Когда-то Владимир Карнаухов работал в газете «Советская молодежь» журналистом. А параллельно писал повести и рассказы, которые публиковал в журналах и книгах. В 1991 году вступил в Союз писателей. В 2008 у него вышла пятая по счету книга — «Приглашение на Голгофу». Он относится к тем редким людям, которые со всей сердечной чистотой вносят свой маленький вклад в литературу, уважительно давая возможность вдохновлять умы другим авторам, на их взгляд более способным к этому. «Я всего лишь создаю мир, в котором мне интересно», — признается Владимир Степанович. А нам интересно было узнать, как человек, скромно занимающийся писательским трудом, видит сегодняшнее развитие литературы в Иркутске.
— Ваша новая книга состоит из трех частей. Первая — повесть о русском наемнике. Отчего такая тема?

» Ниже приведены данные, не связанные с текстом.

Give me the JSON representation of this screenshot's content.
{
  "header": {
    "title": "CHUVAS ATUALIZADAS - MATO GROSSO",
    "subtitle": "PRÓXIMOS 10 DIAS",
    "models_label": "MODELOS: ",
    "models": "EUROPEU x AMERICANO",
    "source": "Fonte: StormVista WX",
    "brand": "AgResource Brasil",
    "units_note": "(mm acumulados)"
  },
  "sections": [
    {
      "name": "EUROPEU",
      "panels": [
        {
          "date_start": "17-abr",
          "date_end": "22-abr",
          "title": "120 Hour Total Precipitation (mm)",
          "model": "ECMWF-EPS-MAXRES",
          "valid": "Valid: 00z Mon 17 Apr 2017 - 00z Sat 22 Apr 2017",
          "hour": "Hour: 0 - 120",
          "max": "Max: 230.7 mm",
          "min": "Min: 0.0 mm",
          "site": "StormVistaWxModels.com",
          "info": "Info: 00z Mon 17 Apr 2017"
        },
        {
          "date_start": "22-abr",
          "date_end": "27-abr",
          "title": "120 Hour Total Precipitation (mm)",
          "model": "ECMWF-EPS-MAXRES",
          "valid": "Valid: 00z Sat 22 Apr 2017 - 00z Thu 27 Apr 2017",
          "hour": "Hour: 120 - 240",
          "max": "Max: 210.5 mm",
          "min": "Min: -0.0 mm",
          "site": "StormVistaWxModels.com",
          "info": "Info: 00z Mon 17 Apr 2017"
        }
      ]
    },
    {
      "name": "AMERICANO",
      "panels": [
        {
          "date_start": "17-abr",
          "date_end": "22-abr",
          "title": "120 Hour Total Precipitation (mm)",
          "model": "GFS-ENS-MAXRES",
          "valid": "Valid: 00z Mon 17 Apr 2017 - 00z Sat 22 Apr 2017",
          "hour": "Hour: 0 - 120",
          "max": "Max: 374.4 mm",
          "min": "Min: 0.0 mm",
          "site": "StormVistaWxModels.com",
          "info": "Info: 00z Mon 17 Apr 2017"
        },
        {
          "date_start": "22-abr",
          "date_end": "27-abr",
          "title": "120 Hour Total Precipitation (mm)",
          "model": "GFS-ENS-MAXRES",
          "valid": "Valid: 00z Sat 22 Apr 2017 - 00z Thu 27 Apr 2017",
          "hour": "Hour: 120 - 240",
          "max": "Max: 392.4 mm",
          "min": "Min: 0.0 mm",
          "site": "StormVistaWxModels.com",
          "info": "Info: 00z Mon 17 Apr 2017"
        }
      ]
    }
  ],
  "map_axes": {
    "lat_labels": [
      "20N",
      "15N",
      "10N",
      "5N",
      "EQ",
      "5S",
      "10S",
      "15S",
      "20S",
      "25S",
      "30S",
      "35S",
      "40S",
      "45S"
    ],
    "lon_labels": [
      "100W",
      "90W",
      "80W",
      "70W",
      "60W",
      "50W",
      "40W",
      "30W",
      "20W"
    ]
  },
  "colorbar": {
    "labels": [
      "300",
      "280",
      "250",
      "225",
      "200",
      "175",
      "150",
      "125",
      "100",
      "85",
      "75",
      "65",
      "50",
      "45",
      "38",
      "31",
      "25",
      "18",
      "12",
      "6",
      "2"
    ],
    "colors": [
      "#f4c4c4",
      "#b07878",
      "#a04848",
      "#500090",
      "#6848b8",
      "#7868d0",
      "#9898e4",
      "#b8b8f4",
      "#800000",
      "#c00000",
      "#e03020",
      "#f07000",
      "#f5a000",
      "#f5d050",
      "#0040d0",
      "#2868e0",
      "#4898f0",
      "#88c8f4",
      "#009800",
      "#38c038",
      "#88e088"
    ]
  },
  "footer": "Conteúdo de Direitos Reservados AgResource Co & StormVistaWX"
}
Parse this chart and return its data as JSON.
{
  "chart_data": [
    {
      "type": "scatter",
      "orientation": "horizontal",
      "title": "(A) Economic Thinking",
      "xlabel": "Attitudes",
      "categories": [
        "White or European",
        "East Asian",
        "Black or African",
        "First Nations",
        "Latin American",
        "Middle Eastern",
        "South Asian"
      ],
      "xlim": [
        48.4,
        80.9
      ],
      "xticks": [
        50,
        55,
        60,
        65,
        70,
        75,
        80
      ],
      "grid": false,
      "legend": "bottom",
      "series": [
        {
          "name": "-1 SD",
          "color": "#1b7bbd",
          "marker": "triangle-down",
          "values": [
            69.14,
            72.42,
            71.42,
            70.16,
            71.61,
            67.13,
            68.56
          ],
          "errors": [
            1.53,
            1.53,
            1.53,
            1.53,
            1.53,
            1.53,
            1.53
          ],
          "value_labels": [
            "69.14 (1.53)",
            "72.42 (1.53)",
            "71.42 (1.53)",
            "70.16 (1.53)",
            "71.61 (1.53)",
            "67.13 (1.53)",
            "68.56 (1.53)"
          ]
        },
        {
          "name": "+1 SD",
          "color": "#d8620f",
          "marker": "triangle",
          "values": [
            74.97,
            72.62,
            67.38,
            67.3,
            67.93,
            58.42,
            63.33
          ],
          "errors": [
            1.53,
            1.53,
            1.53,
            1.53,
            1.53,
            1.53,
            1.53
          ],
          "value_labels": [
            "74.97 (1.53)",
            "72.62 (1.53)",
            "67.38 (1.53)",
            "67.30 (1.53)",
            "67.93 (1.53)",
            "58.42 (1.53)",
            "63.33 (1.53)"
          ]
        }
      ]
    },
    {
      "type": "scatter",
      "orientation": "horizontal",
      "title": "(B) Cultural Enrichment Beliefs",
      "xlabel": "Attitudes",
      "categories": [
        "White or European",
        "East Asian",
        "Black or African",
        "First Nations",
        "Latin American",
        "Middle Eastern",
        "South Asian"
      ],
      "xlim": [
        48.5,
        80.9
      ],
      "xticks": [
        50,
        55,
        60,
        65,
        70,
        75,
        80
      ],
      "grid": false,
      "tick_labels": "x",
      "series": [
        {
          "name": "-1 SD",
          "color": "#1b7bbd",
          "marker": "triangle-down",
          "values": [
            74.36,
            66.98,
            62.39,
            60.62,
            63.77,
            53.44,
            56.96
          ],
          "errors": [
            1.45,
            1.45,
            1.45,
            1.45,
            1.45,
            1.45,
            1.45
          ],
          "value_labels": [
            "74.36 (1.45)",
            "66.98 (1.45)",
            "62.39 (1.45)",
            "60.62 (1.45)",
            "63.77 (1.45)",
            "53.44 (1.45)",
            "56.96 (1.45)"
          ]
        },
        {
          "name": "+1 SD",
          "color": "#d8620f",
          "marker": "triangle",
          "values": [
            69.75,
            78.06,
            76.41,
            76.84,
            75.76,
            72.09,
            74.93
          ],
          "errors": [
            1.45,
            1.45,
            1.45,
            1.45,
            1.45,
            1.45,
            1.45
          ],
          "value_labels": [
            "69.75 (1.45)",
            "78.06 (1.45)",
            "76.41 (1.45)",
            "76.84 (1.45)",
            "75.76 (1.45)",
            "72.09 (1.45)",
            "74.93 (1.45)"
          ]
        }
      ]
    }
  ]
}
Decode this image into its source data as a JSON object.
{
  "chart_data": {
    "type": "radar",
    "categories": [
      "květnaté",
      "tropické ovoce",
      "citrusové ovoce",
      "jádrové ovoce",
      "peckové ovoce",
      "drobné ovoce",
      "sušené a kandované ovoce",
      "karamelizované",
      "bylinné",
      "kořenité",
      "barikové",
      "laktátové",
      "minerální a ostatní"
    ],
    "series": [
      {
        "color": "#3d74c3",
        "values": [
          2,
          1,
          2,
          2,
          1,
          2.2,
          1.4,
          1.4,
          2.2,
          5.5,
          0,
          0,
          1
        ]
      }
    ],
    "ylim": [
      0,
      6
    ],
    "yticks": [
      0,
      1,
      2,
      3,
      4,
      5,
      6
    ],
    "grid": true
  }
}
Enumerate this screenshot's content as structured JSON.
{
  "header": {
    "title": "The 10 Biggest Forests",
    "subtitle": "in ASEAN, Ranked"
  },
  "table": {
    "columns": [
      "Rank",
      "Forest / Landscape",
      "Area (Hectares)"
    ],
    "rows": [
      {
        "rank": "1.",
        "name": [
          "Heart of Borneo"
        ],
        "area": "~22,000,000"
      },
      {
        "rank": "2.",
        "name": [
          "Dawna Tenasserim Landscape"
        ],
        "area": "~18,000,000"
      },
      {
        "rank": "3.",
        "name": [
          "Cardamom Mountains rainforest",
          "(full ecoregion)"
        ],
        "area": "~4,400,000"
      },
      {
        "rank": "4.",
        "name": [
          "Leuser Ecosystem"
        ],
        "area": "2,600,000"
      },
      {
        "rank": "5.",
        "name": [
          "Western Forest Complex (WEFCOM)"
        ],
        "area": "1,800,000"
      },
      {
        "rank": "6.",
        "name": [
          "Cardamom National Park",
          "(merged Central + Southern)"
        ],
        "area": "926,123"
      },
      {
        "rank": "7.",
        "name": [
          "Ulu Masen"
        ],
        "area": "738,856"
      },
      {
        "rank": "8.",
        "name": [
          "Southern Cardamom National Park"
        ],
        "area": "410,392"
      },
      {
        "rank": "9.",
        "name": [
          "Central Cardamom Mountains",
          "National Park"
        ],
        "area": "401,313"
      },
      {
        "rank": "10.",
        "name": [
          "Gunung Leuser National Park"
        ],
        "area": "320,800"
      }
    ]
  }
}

— В советское время наемников называли воинами-интернационалистами. И у меня были такие знакомые наемники — летчики, воевавшие за границей. Летчики были самым привилегированными воинами, высшая каста. Получали сумасшедшие деньги. Я опускаю, конечно, первые войны, в которых участвовал Советский Союз, — корейскую, например. Там еще воевали за идею. За орден Красной Звезды там доплачивали 8 рублей, за орден Красного Знамени — 13. Из этих людей невозможно было выжать никакой информации, потому что они давали подписку о неразглашении. Так что весь материал собирался по крупицам в течение долгого времени. И вот получилась повесть.
— Среди ваших знакомых есть прототип главного героя повести?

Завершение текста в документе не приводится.